Me sorprende ver como cada temporada de Gran Hermano hacen lo imposible para alimentar el morbo de los que ven el programa y es que luego no quieren que se peleen, si sois los que estáis provocando que esto ocurra, y muchos diréis, pero ¿a qué te refieres?. Os lo cuento.
Omar es un chico de etnia gitana, madrileño que no ha tenido suerte en la vida en cuanto a familia se refiere, y que entra en Gran Hermano con su amigo Vitín, aquí conocerá a quien es su hermanastro, Alfredo, desconocedor de esta noticia, pero que como el programa se entra en parejas, tríos o con la cabra, pues los ponen con los dos amigos, los cuales al reconocer al hermanastro deciden ocultarle la verdad, aunque por poco tiempo.
Omar se empieza a encaprichar de una surfera hawaiana llamada Paula, una chica rubia, explosiva, aunque no me parece nada guapa, que en poco tiempo se enamoran como si se conocieran de toda la vida, y ya les podemos ver dando rienda suelta al amor, un amor que yo dudo mucho de él, debido a que el chico mira mucho a las cámaras.
Pero aquí no queda la cosa, Paula, pierde a su compañero, un mexicano que no sabe lo que es este programa y que le puede la presión y sus ganas por resolver una historia del exterior así que decide abandonar el programa, esto supone que Paula salga nominada el primer día y que se quede sola y haya que buscarle compañía, y quien mejor que la ex novia de Omar.
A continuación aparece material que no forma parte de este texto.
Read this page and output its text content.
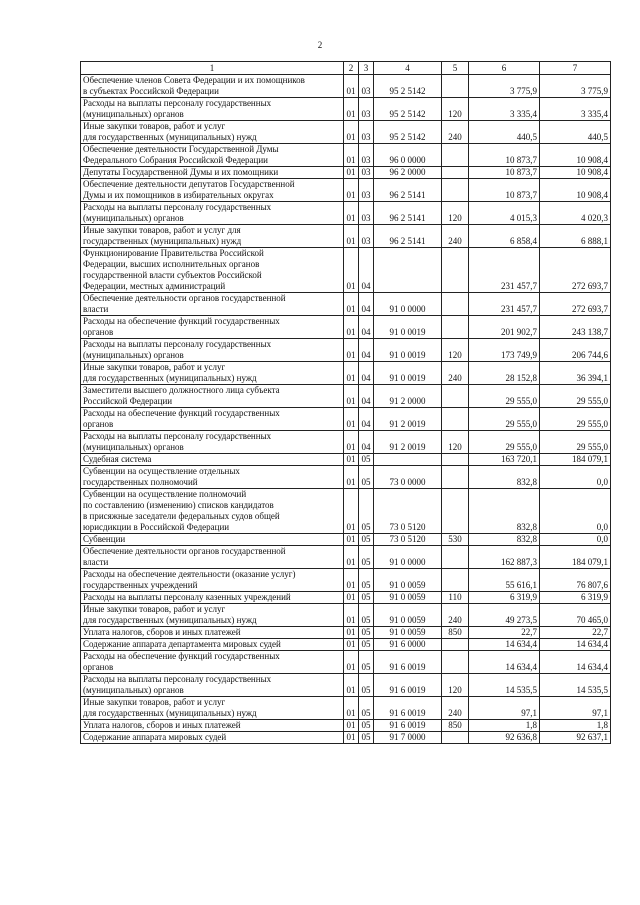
2
1	2	3	4	5	6	7
Обеспечение членов Совета Федерации и их помощников
в субъектах Российской Федерации	01	03	95 2 5142		3 775,9	3 775,9
Расходы на выплаты персоналу государственных
(муниципальных) органов	01	03	95 2 5142	120	3 335,4	3 335,4
Иные закупки товаров, работ и услуг
для государственных (муниципальных) нужд	01	03	95 2 5142	240	440,5	440,5
Обеспечение деятельности Государственной Думы
Федерального Собрания Российской Федерации	01	03	96 0 0000		10 873,7	10 908,4
Депутаты Государственной Думы и их помощники	01	03	96 2 0000		10 873,7	10 908,4
Обеспечение деятельности депутатов Государственной
Думы и их помощников в избирательных округах	01	03	96 2 5141		10 873,7	10 908,4
Расходы на выплаты персоналу государственных
(муниципальных) органов	01	03	96 2 5141	120	4 015,3	4 020,3
Иные закупки товаров, работ и услуг для
государственных (муниципальных) нужд	01	03	96 2 5141	240	6 858,4	6 888,1
Функционирование Правительства Российской
Федерации, высших исполнительных органов
государственной власти субъектов Российской
Федерации, местных администраций	01	04			231 457,7	272 693,7
Обеспечение деятельности органов государственной
власти	01	04	91 0 0000		231 457,7	272 693,7
Расходы на обеспечение функций государственных
органов	01	04	91 0 0019		201 902,7	243 138,7
Расходы на выплаты персоналу государственных
(муниципальных) органов	01	04	91 0 0019	120	173 749,9	206 744,6
Иные закупки товаров, работ и услуг
для государственных (муниципальных) нужд	01	04	91 0 0019	240	28 152,8	36 394,1
Заместители высшего должностного лица субъекта
Российской Федерации	01	04	91 2 0000		29 555,0	29 555,0
Расходы на обеспечение функций государственных
органов	01	04	91 2 0019		29 555,0	29 555,0
Расходы на выплаты персоналу государственных
(муниципальных) органов	01	04	91 2 0019	120	29 555,0	29 555,0
Судебная система	01	05			163 720,1	184 079,1
Субвенции на осуществление отдельных
государственных полномочий	01	05	73 0 0000		832,8	0,0
Субвенции на осуществление полномочий
по составлению (изменению) списков кандидатов
в присяжные заседатели федеральных судов общей
юрисдикции в Российской Федерации	01	05	73 0 5120		832,8	0,0
Субвенции	01	05	73 0 5120	530	832,8	0,0
Обеспечение деятельности органов государственной
власти	01	05	91 0 0000		162 887,3	184 079,1
Расходы на обеспечение деятельности (оказание услуг)
государственных учреждений	01	05	91 0 0059		55 616,1	76 807,6
Расходы на выплаты персоналу казенных учреждений	01	05	91 0 0059	110	6 319,9	6 319,9
Иные закупки товаров, работ и услуг
для государственных (муниципальных) нужд	01	05	91 0 0059	240	49 273,5	70 465,0
Уплата налогов, сборов и иных платежей	01	05	91 0 0059	850	22,7	22,7
Содержание аппарата департамента мировых судей	01	05	91 6 0000		14 634,4	14 634,4
Расходы на обеспечение функций государственных
органов	01	05	91 6 0019		14 634,4	14 634,4
Расходы на выплаты персоналу государственных
(муниципальных) органов	01	05	91 6 0019	120	14 535,5	14 535,5
Иные закупки товаров, работ и услуг
для государственных (муниципальных) нужд	01	05	91 6 0019	240	97,1	97,1
Уплата налогов, сборов и иных платежей	01	05	91 6 0019	850	1,8	1,8
Содержание аппарата мировых судей	01	05	91 7 0000		92 636,8	92 637,1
Así que ayer vimos la entrada en Gran Hermano de Lucía, una morenaza con carácter, que conoció a la primera a la que va a ser su compañera, Paula que empezó con la voz de niña pija, boba, y que acabó con una voz áspera y ruda al conocer que su nueva compañera es la ex-novia de Omar, y comportándose como una niña celosa se pasa todo el rato agarrada a Omar, el cual alucina cuando entra y se encuentra el panorama, incluso hace el comentario, cuando están sus compañeros, que solo le falta que aparezca el espíritu de su abuelo, ojo que hay una que ve los espíritus , así que no lo diga muy alto.
Así que a esperar acontecimientos estos días, donde yo sin ser adivino vaticino peleas verbales, celos y nominaciones difíciles de hacer y de ponerse en la palestra, así que Gran Hermano es para valientes.